Before that I used Django, and I didn't like it. Oh sure I didn't use it enough to have a real opinion on it. But my first impression was bad. The way it handled the static files, the namespaces ( /templates/blog/blog/ ), the way everything seemed to be made up and counter-intuitive. I didn't like it because it felt limited and forced, almost unnatural.

And well before that I used CodeIgniter, which I really like because it's dead simple and it leaves you a huge amount of liberties. This blog is made in CodeIgniter by the way.

But back to Rails. Here's what I like:

  • There is a convention. And it feels nice to be guided for once. There is a way to do things and you feel like you are coding correctly when you respect them. For example a controller should be a plural noun in CamelCase, like "Bears", and its respective model should be the singular noun, in this case "Bear". Database tables have to use the snake_case. And on and on.

  • There is beauty in ruby. The unless, the ?, the symbols, the syntax, the blocks, the... I like it. It looks beautiful and feels good to write.

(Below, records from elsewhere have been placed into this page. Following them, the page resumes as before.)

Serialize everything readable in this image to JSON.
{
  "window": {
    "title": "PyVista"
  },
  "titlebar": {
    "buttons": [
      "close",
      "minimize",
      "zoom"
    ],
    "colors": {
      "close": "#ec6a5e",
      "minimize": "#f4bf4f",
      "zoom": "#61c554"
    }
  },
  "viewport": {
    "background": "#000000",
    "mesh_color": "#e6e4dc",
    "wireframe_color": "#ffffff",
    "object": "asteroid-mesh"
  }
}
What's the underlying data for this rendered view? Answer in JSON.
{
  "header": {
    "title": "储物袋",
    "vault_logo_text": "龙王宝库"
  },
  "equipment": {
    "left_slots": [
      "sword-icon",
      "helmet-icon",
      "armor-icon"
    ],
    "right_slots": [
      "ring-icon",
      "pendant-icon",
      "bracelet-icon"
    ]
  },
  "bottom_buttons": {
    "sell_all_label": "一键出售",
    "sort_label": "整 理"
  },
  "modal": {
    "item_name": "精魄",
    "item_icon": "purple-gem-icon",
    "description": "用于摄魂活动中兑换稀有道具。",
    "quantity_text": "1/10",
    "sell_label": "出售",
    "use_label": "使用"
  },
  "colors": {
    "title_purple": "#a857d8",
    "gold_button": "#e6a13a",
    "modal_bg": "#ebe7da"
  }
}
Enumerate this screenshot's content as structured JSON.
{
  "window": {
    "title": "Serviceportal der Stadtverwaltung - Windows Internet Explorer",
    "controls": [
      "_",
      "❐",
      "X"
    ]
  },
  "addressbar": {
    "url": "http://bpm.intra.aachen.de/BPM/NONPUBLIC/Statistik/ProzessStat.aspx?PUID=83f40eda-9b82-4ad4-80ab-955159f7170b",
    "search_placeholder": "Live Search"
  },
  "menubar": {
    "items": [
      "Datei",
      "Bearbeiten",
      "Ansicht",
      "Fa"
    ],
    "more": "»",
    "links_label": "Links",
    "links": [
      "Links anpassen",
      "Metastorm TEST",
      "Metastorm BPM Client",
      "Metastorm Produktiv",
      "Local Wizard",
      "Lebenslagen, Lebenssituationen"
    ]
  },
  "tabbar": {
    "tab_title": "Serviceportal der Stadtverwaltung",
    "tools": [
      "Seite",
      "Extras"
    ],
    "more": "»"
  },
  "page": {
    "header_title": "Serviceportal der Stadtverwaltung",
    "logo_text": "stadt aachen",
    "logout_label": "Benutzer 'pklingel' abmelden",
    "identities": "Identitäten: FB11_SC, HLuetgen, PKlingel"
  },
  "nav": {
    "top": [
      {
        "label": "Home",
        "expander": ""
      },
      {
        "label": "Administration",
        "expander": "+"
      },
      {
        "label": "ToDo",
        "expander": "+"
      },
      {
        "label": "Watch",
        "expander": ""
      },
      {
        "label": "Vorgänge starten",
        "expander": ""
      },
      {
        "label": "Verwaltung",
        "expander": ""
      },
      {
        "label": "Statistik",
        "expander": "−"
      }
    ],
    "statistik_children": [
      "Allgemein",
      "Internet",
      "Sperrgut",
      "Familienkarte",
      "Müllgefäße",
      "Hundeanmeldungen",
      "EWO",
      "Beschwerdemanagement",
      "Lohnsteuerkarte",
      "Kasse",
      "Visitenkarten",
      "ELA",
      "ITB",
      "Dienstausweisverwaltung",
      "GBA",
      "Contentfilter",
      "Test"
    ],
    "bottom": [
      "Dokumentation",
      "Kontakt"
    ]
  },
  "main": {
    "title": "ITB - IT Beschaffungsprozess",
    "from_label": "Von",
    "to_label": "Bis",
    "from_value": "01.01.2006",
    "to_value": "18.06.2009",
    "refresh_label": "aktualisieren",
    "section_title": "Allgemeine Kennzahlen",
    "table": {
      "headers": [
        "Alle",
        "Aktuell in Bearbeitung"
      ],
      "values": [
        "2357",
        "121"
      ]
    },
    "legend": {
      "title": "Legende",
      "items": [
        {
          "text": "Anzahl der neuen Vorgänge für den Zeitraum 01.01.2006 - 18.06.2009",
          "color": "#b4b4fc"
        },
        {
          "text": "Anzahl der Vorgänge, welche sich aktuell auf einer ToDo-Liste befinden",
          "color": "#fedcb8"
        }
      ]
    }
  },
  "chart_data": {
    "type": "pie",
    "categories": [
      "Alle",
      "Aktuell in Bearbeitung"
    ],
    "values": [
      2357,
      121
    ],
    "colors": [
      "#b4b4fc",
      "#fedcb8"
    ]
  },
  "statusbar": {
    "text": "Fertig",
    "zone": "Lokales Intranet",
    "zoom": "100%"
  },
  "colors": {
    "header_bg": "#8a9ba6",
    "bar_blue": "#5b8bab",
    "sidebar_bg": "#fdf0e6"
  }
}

  • Everything is already prepared for you. There is CoffeeScript, Sass, jQuery, jQuery-ujs, turbo-link, ... and There is so much that is just waiting to be served. A gem away.

I feel dumb for having waited so long to take the leap. I heard of Rails years ago but couldn't see the point. I remember thinking Ruby was weird. Boy... Things are gonna get so much easier when I'll have a good understanding of this beast!